We have an unused fridge in the annex and I thought that this would be the ideal place to put our demijohn. The issue with this fridge is that it doesn’t have a digital display, so I put our Eve Room in the fridge and monitored the temperature. At its lowest/warmest setting, it would regularly drop to 8C and would not go above 10C where we needed the target temperature to be.

So I had an idea.

I plugged the fridge into an Eve Energy smart plug, and then set two rules via the app on our Eve Room, which I put inside the fridge. When the temperature drops to 10C, the Eve Room will register this and trigger the smart plug to turn off, thus turning the fridge off. The fridge will gradually heat up – so my next rule was to set a trigger when the Eve Room registered 13C. This instructs the smart plug to switch on, thus turning the fridge on and cooling it down, until it hits 10C, and it turns off again.

This set up has now allowed me to ferment my lager at the recommended 10-15C range. And because our glass demijohn is inside the fridge, we also don’t have to worry about direct sunlight. It’s turned out to be a handy solution.

Having stated everything above, we did struggle to get the triggers working initially. I contacted Eve’s support team, who are always excellent in replying with useful information and suggestions. They guided us through some niggly points that could prevent the Eve Room from working as described.

For starters, they advised against the use of integers.
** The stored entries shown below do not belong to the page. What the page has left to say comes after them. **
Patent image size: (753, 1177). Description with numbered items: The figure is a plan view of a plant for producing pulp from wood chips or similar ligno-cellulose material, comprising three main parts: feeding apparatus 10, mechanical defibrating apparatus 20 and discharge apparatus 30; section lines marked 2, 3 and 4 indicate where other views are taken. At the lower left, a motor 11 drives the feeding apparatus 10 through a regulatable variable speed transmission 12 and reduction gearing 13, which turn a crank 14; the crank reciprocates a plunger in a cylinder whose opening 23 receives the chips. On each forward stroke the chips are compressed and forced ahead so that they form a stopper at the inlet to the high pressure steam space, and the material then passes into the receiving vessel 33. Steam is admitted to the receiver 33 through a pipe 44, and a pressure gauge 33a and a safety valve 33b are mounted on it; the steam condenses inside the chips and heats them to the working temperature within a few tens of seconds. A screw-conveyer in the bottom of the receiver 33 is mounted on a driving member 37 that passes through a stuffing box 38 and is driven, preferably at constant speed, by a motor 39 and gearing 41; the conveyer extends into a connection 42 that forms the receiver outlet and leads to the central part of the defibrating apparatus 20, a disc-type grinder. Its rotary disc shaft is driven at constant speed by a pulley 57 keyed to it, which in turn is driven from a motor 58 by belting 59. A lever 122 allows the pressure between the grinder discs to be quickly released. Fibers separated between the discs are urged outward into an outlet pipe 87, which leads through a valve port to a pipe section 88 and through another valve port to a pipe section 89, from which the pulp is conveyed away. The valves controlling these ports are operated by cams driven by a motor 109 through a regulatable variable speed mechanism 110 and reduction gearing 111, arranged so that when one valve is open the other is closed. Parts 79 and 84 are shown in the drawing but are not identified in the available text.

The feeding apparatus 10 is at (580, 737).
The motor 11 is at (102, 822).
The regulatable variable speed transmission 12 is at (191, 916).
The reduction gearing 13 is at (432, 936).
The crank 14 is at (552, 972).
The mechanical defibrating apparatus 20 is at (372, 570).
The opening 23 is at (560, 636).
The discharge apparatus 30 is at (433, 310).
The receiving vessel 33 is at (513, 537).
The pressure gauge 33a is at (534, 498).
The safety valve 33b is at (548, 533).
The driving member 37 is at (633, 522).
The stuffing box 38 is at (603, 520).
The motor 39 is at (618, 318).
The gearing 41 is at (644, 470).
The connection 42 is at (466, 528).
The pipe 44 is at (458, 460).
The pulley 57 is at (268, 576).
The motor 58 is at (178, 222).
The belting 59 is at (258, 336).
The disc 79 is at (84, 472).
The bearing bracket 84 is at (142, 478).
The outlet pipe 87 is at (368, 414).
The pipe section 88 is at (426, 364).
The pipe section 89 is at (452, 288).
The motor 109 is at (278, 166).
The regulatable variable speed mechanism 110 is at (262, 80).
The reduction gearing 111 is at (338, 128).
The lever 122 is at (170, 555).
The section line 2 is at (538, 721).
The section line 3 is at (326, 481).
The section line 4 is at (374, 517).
We initially wanted the fridge to turn on when the temperature hit 13.5C. They suggested that we opt for either 13C or 14C. We changed this to 13C. For the triggers, we then set them up as follows:

1: Temperature <= 10C (trigger), no condition, scene Eve Energy OFF
2: Temperature <= 14C (trigger), no condition, scene Eve Energy ON

This is also very important. A trigger is a change of temperature. So if we consider rule 1, if the temperature falls from 11C to 10C, for example, the Eve Energy will turn off. If you have set everything up and the temperature is already at 8C, nothing will happen because a trigger hasn’t been activated. So once you’ve created the rules and they’re active, you may have to kick things off manually if your temperatures are outside your trigger ranges. Check the temperature in the fridge and either turn the Eve Energy on or off, so that triggers can be activated – from this point, everything will be automated.

The last thing you need to know is that you will need a home hub in range of your devices (if they’re Eve, HomeKit enabled) for them to work in conjunction with one another. We use an Apple TV but you can also use a HomePod Mini.

An alternative method

If you don’t have an Eve Room or smart thermostat a simple smart plug will do the trick too. I’ve monitored our fridge and it takes about two hours for it to drop to 10C and then two hours to get back to around 13C when it’s on its ‘warmest’ setting. So what you could do is set 12 schedules on your smart plug instructing it to turn on and off every two hours. This will allow your fridge to maintain a lower temperature that should be suitable for lagers.